If you want to find love without physically approaching strangers (in the beginning at least), you have to download Tinder, swipe almost everyone right, wait for a match for months and then somehow hope to fall in love.
And then there is another easier app called parents. You don’t really have to download it or agree to the conditions, the app works in two simple steps.
1. Find the perfect match for you based on your gotra, religion and past life karma
2. Get you married to the match without wasting another day
I don’t know why, but nowadays every conversation with my dad always ends up with marriage.
Me: “Dad I got a new job with a great salary hike.”
Dad: “Proud of you beta.”
Me: “Thank…”
Dad: “Chal phone rakhta hoon, ladki dekhne jaana hai tere liye.”

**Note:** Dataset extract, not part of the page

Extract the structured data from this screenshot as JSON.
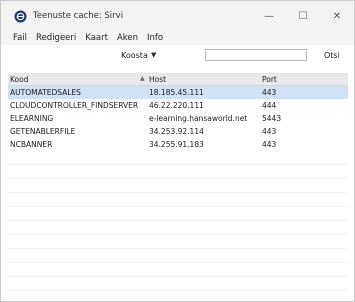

Every. Single. Conversation!
Dad: “Yuvraj Singh wapas form mein aa gaya.“
Me: “Haan, sahi player hai.“
Dad: “Shaadi karli na usne…tu bhi karle.”
And parents have this hearing disorder that they just can’t hear a ‘no’ from their kids!
No matter how much you refuse or try to turn them down, they somehow seem to labour under the delusion that you do want to meet the ‘perfect match’ they found for you and most of the times even fix a meeting with the help of a common acquaintance.
And what do you do? Well, you sit there being all awkward and cursing the moment you won the race against your fellow sperms.